IPOH: With Perusahaan Otomobil Nasional Bhd’s (Proton) new plant in Tanjung Malim to be fully operational soon, Perak is set to be an attractive choice for foreign investors in the electrical and electronics (E&E) industry.
Establishing Proton as a core industrial player of the state will further boost Perak’s chances in attracting major E&E companies from countries like the United States, Germany and Japan to set up factories here.
International Trade and Industry Minister II Datuk Seri Ong Ka Chuan said this is in line with the Government’s plan to address Perak’s need for more high-income jobs and retaining manpower.
Once the new Proton plant is fully operational, it is targeting to manufacture 400,000 cars by 2022, he said.
“With this manufacturing and production capacity, we could create 50,000 more jobs.
“Since the development of many car features is headed towards the electronic and electrical direction, hopefully this will attract more E&E companies into Perak to support our automotive industry,” he told a press conference here.
Ong said E&E topped the list of the country’s export products, raking in RM343bil in profits last year – a 19.2% growth compared to 2016.
“The demand for E&E products is very strong. It can be foreseen that in the next five to 10 years, E&E products will still dominate the market.
“When talking about creating high-income jobs, it is clear that Perak needs to make ample space for the E&E industry,” he said.
Based on recent findings by KTM Bhd, Ong said an average of 120,000 people travelled from Ipoh to Kuala Lumpur daily for work using the Electric Train Service.

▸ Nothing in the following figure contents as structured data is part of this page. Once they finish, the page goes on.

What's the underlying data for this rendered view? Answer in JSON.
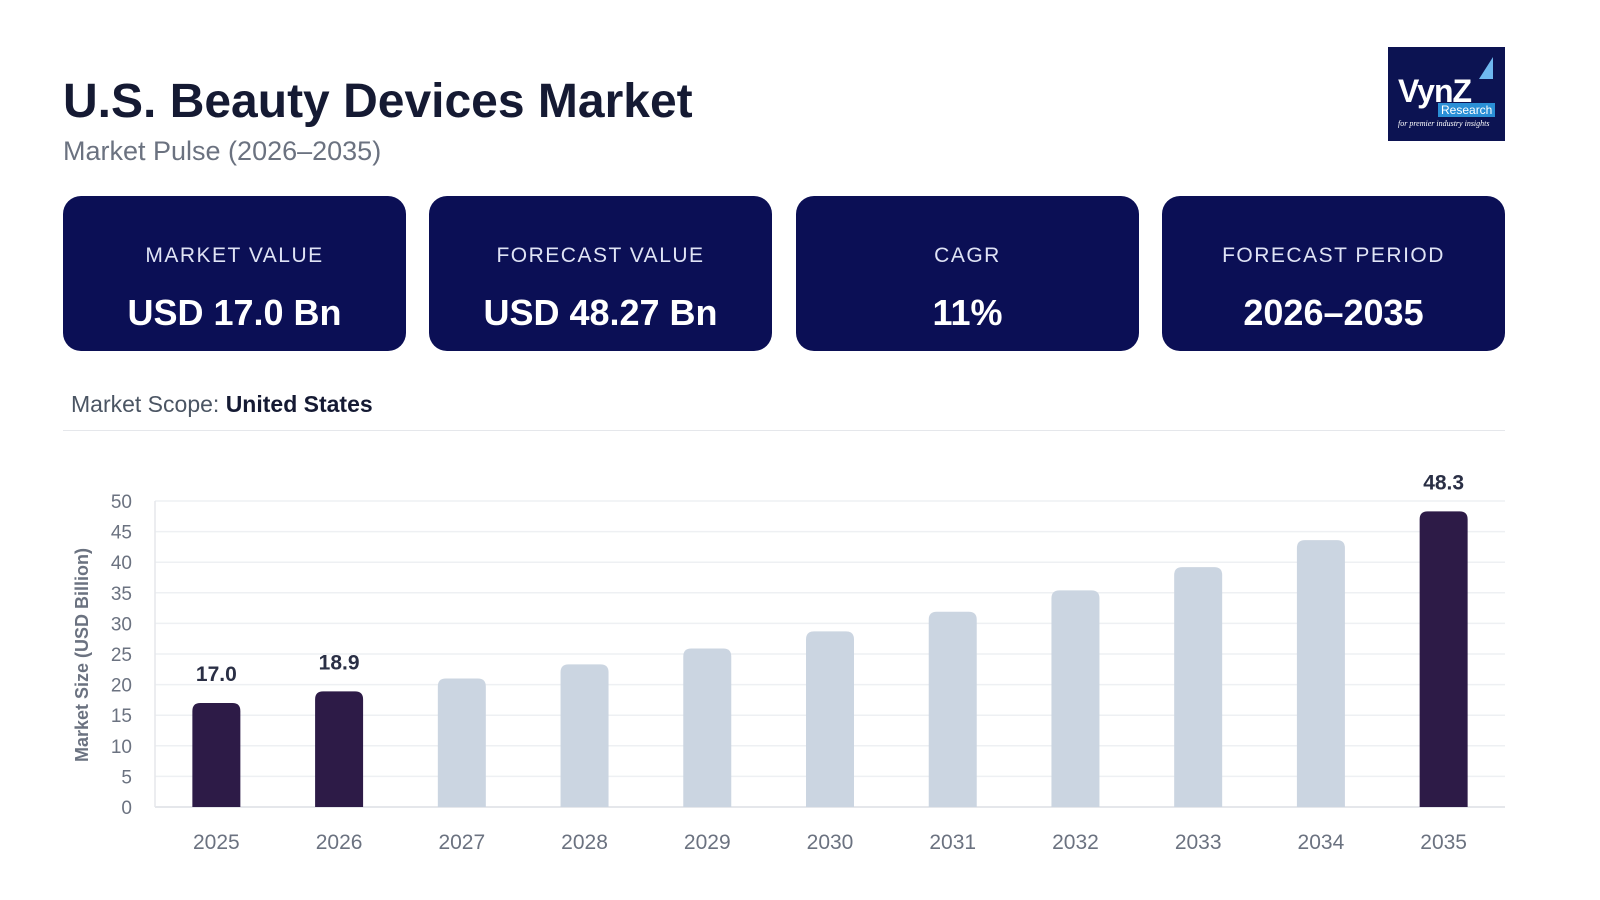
{
  "header": {
    "title": "U.S. Beauty Devices Market",
    "subtitle": "Market Pulse (2026–2035)"
  },
  "logo": {
    "text": "VynZ",
    "sub": "Research",
    "tagline": "for premier industry insights",
    "bg": "#0c1352"
  },
  "cards": [
    {
      "label": "MARKET VALUE",
      "value": "USD 17.0 Bn"
    },
    {
      "label": "FORECAST VALUE",
      "value": "USD 48.27 Bn"
    },
    {
      "label": "CAGR",
      "value": "11%"
    },
    {
      "label": "FORECAST PERIOD",
      "value": "2026–2035"
    }
  ],
  "scope": {
    "label": "Market Scope:",
    "value": "United States"
  },
  "chart_data": {
    "type": "bar",
    "ylabel": "Market Size (USD Billion)",
    "ylim": [
      0,
      50
    ],
    "yticks": [
      0,
      5,
      10,
      15,
      20,
      25,
      30,
      35,
      40,
      45,
      50
    ],
    "grid": true,
    "categories": [
      "2025",
      "2026",
      "2027",
      "2028",
      "2029",
      "2030",
      "2031",
      "2032",
      "2033",
      "2034",
      "2035"
    ],
    "values": [
      17.0,
      18.9,
      21.0,
      23.3,
      25.9,
      28.7,
      31.9,
      35.4,
      39.2,
      43.6,
      48.3
    ],
    "data_labels": {
      "0": "17.0",
      "1": "18.9",
      "10": "48.3"
    },
    "colors": {
      "highlight": "#2d1b47",
      "default": "#cbd5e1",
      "grid": "#eef0f3",
      "axis": "#e5e7eb",
      "tick": "#6b7280"
    },
    "highlighted": [
      0,
      1,
      10
    ]
  }
}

“This proves that Perak – especially Ipoh – with its affordable housing, is an ideal place to live in. But we are losing manpower to our neighbouring states because there are not enough job opportunities here,” he said.
Ong pointed out that currently, the state is facing strong competition from Penang and Selangor, as they are the top two states in the country with the most vibrant E&E industry.

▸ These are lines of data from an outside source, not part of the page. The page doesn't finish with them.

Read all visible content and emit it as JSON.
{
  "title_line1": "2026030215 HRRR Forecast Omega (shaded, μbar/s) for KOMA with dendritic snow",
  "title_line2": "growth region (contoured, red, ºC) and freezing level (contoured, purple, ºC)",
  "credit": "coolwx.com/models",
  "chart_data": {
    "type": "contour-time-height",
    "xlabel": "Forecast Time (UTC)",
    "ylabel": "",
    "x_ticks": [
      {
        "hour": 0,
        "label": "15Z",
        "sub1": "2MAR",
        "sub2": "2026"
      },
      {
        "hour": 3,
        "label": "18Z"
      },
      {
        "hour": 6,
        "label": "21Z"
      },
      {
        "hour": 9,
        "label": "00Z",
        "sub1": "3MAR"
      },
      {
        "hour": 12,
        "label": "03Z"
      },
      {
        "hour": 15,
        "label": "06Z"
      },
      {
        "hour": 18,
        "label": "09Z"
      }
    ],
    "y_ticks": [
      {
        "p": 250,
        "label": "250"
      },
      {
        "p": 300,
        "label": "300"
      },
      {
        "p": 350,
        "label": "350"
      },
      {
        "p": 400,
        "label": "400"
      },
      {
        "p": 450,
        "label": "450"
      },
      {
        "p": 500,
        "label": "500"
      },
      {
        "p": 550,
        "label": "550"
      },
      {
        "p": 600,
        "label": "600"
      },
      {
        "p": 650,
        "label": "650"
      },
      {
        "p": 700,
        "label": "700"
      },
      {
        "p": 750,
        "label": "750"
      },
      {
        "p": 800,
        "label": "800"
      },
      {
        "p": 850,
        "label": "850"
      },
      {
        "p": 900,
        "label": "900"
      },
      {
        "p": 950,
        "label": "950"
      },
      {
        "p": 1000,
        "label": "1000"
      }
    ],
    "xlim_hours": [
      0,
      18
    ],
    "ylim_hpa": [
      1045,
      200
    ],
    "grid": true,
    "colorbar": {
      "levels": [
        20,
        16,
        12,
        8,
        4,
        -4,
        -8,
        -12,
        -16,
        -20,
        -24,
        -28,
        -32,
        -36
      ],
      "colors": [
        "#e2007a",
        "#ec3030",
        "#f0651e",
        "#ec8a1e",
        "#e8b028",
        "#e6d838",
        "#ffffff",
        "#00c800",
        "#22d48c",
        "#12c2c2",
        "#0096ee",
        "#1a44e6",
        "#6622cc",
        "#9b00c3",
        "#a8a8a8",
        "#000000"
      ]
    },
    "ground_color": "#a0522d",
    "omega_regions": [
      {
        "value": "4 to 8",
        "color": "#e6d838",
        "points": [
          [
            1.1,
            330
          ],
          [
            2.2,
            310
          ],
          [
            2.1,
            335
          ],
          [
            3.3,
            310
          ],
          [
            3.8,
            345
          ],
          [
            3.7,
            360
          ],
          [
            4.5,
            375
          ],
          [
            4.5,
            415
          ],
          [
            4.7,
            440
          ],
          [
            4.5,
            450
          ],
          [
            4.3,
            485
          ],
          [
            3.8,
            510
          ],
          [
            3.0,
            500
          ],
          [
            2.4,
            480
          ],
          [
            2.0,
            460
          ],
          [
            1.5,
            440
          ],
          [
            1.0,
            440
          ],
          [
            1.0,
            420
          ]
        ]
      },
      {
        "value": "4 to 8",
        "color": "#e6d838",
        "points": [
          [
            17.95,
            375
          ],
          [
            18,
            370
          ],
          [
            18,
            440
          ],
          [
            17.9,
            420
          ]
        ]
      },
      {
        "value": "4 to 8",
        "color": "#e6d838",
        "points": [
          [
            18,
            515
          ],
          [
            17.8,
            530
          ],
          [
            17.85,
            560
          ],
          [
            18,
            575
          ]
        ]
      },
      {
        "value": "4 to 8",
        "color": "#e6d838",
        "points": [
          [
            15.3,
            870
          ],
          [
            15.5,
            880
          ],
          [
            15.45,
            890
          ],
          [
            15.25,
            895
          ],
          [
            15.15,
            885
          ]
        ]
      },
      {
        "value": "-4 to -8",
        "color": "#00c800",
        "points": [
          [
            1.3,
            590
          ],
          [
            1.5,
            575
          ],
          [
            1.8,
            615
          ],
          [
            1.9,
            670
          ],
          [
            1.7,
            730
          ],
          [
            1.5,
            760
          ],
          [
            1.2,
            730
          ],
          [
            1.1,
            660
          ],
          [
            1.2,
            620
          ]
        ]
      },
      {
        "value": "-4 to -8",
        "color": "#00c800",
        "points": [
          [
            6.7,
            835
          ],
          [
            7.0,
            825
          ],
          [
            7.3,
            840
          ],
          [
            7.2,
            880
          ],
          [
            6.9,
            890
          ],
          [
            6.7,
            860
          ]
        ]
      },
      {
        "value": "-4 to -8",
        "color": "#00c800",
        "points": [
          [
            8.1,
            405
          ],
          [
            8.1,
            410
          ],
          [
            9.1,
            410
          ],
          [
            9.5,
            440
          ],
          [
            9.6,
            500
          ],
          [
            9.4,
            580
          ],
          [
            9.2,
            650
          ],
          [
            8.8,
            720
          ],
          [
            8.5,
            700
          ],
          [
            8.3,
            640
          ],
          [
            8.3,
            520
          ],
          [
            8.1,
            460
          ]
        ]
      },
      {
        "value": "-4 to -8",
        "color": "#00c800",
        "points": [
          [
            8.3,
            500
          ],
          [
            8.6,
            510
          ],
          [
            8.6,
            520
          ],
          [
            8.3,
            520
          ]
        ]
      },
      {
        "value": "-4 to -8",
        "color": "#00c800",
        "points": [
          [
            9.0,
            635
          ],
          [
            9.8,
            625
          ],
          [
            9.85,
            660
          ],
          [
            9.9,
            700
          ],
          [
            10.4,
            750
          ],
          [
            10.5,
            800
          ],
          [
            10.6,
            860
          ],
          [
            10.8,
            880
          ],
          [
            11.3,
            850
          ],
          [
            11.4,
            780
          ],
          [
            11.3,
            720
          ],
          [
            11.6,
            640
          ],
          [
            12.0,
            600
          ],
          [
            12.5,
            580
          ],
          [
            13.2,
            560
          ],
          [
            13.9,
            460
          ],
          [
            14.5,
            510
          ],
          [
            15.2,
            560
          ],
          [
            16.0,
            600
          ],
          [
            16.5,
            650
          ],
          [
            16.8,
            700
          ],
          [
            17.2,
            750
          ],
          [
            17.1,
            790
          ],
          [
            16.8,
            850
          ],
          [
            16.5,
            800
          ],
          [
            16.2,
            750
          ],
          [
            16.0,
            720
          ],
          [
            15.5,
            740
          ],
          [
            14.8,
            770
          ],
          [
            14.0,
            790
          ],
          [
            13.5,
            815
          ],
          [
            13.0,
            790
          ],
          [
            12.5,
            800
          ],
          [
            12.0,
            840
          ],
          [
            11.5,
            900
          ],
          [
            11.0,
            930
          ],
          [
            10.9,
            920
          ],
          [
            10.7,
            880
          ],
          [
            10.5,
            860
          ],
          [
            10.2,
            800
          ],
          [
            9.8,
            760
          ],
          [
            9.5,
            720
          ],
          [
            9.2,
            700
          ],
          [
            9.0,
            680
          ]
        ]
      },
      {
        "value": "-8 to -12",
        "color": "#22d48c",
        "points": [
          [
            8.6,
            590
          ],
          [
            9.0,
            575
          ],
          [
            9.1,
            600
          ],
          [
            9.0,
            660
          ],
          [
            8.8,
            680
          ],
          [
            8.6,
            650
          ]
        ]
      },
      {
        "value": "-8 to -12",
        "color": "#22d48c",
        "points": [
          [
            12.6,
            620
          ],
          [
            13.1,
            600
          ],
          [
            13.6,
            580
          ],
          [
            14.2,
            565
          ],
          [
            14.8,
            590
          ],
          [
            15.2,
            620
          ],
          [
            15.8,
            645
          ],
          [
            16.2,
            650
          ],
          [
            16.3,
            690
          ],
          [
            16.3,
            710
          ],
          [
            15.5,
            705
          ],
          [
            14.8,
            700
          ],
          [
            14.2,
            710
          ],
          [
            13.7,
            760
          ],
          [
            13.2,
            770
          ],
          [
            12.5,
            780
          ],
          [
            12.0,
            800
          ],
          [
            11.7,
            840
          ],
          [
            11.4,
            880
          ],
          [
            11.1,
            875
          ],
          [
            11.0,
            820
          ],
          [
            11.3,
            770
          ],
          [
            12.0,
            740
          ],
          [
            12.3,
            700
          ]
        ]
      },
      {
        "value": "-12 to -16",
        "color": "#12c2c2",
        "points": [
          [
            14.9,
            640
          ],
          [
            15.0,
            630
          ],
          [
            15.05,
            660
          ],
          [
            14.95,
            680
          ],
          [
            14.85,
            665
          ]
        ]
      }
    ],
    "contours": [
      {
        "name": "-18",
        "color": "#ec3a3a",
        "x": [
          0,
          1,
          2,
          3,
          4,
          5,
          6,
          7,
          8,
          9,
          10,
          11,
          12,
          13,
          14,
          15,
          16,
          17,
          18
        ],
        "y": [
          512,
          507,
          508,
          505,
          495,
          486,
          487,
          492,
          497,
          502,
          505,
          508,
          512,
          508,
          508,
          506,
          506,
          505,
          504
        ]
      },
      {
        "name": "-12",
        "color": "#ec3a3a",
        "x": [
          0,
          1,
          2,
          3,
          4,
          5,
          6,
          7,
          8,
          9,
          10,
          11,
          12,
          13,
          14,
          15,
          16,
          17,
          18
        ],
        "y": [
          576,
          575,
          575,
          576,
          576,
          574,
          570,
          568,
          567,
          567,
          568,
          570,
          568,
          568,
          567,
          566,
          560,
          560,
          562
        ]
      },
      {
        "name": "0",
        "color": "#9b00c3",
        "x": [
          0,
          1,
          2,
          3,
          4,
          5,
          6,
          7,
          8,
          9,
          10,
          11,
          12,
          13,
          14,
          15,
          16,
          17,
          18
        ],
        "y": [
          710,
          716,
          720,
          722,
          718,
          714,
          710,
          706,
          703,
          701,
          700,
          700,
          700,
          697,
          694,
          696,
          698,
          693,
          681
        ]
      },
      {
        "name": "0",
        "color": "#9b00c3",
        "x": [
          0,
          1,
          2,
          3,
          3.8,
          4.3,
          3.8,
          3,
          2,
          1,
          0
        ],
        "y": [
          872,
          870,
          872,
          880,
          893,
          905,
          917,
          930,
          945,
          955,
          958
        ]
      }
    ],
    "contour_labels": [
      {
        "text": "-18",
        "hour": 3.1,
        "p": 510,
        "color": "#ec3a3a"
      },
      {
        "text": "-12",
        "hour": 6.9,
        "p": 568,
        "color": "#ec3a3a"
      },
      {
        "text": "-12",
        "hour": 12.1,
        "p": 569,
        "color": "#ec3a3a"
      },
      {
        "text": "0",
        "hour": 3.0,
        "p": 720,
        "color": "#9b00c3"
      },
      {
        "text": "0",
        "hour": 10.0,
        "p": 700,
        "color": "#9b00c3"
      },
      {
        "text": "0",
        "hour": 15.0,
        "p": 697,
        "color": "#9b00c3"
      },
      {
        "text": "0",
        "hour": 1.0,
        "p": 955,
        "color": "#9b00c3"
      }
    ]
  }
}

“But these two states are already saturated and costs are extremely high there.
“If we could provide attractive incentives to our targeted industry players, we could get them to come in,” he said, adding that all of this would be possible with Proton being the catalyst.

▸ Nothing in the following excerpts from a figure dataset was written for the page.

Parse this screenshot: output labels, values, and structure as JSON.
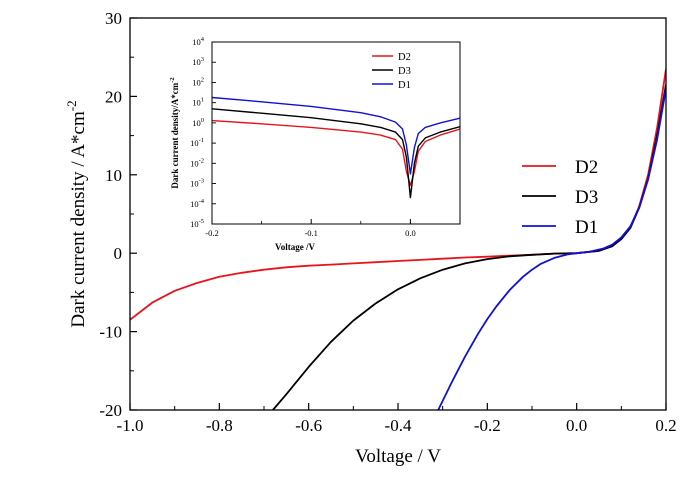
{
  "chart_data": [
    {
      "type": "line",
      "xlabel": "Voltage / V",
      "ylabel": "Dark current density / A*cm",
      "ylabel_sup": "-2",
      "xlim": [
        -1.0,
        0.2
      ],
      "ylim": [
        -20,
        30
      ],
      "xticks": [
        -1.0,
        -0.8,
        -0.6,
        -0.4,
        -0.2,
        0.0,
        0.2
      ],
      "xtick_labels": [
        "-1.0",
        "-0.8",
        "-0.6",
        "-0.4",
        "-0.2",
        "0.0",
        "0.2"
      ],
      "yticks": [
        -20,
        -10,
        0,
        10,
        20,
        30
      ],
      "ytick_labels": [
        "-20",
        "-10",
        "0",
        "10",
        "20",
        "30"
      ],
      "legend_position": "right",
      "series": [
        {
          "name": "D2",
          "color": "#e8141c",
          "x": [
            -1.0,
            -0.95,
            -0.9,
            -0.85,
            -0.8,
            -0.75,
            -0.7,
            -0.65,
            -0.6,
            -0.55,
            -0.5,
            -0.45,
            -0.4,
            -0.35,
            -0.3,
            -0.25,
            -0.2,
            -0.15,
            -0.1,
            -0.05,
            0.0,
            0.05,
            0.08,
            0.1,
            0.12,
            0.14,
            0.16,
            0.18,
            0.2
          ],
          "y": [
            -8.5,
            -6.3,
            -4.8,
            -3.8,
            -3.0,
            -2.5,
            -2.1,
            -1.8,
            -1.6,
            -1.45,
            -1.3,
            -1.15,
            -1.0,
            -0.85,
            -0.7,
            -0.55,
            -0.45,
            -0.3,
            -0.2,
            -0.05,
            0.0,
            0.3,
            0.9,
            1.8,
            3.3,
            6.0,
            10.0,
            16.0,
            23.5
          ]
        },
        {
          "name": "D3",
          "color": "#000000",
          "x": [
            -0.68,
            -0.65,
            -0.6,
            -0.55,
            -0.5,
            -0.45,
            -0.4,
            -0.35,
            -0.3,
            -0.25,
            -0.2,
            -0.15,
            -0.1,
            -0.05,
            0.0,
            0.05,
            0.08,
            0.1,
            0.12,
            0.14,
            0.16,
            0.18,
            0.2
          ],
          "y": [
            -20.0,
            -18.0,
            -14.5,
            -11.3,
            -8.6,
            -6.4,
            -4.6,
            -3.2,
            -2.1,
            -1.3,
            -0.75,
            -0.4,
            -0.2,
            -0.05,
            0.0,
            0.3,
            0.9,
            1.8,
            3.2,
            5.8,
            9.5,
            15.0,
            21.5
          ]
        },
        {
          "name": "D1",
          "color": "#1010d8",
          "x": [
            -0.31,
            -0.28,
            -0.25,
            -0.22,
            -0.2,
            -0.18,
            -0.15,
            -0.12,
            -0.1,
            -0.08,
            -0.05,
            -0.02,
            0.0,
            0.03,
            0.06,
            0.08,
            0.1,
            0.12,
            0.14,
            0.16,
            0.18,
            0.2
          ],
          "y": [
            -20.0,
            -16.5,
            -13.2,
            -10.2,
            -8.4,
            -6.8,
            -4.7,
            -3.0,
            -2.1,
            -1.35,
            -0.6,
            -0.15,
            0.0,
            0.2,
            0.6,
            1.1,
            2.0,
            3.4,
            5.8,
            9.4,
            14.5,
            21.0
          ]
        }
      ]
    },
    {
      "type": "line",
      "xlabel": "Voltage /V",
      "ylabel": "Dark current density/A*cm",
      "ylabel_sup": "-2",
      "xlim": [
        -0.2,
        0.05
      ],
      "ylim_log10": [
        -5,
        4
      ],
      "y_scale": "log",
      "xticks": [
        -0.2,
        -0.1,
        0.0
      ],
      "xtick_labels": [
        "-0.2",
        "-0.1",
        "0.0"
      ],
      "ytick_exponents": [
        "-5",
        "-4",
        "-3",
        "-2",
        "-1",
        "0",
        "1",
        "2",
        "3",
        "4"
      ],
      "ytick_base": "10",
      "legend_position": "top-right",
      "series": [
        {
          "name": "D2",
          "color": "#e8141c",
          "x": [
            -0.2,
            -0.15,
            -0.1,
            -0.05,
            -0.03,
            -0.015,
            -0.008,
            -0.004,
            0.0,
            0.004,
            0.008,
            0.015,
            0.03,
            0.05
          ],
          "y": [
            1.3,
            0.9,
            0.6,
            0.35,
            0.25,
            0.15,
            0.05,
            0.004,
            0.0008,
            0.004,
            0.04,
            0.12,
            0.25,
            0.5
          ]
        },
        {
          "name": "D3",
          "color": "#000000",
          "x": [
            -0.2,
            -0.15,
            -0.1,
            -0.05,
            -0.03,
            -0.015,
            -0.008,
            -0.004,
            0.0,
            0.004,
            0.008,
            0.015,
            0.03,
            0.05
          ],
          "y": [
            5.0,
            3.0,
            1.8,
            0.9,
            0.6,
            0.35,
            0.15,
            0.02,
            0.0002,
            0.01,
            0.07,
            0.18,
            0.35,
            0.65
          ]
        },
        {
          "name": "D1",
          "color": "#1010d8",
          "x": [
            -0.2,
            -0.15,
            -0.1,
            -0.05,
            -0.03,
            -0.015,
            -0.008,
            -0.004,
            0.0,
            0.004,
            0.008,
            0.015,
            0.03,
            0.05
          ],
          "y": [
            18.0,
            11.0,
            6.5,
            3.2,
            2.0,
            1.1,
            0.5,
            0.08,
            0.003,
            0.06,
            0.3,
            0.6,
            1.0,
            1.7
          ]
        }
      ]
    }
  ]
}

Meanwhile, Ong said there has been a lot of “China bashing” among Malaysians recently, claiming that they are here to colonise the local market.
“People need to know that they have been our No. 1 trading partner as a single country since 2009.
“Back in the days as early as the 1980s, China has also been a major consumer of our agricultural products,” he said.
Today, Ong said E&E products top the list of Malaysia’s top five export products to China, and China accounted for 13.5% of Malaysia’s total exports.
“Without them, our country’s export income would be drastically affected,” he said.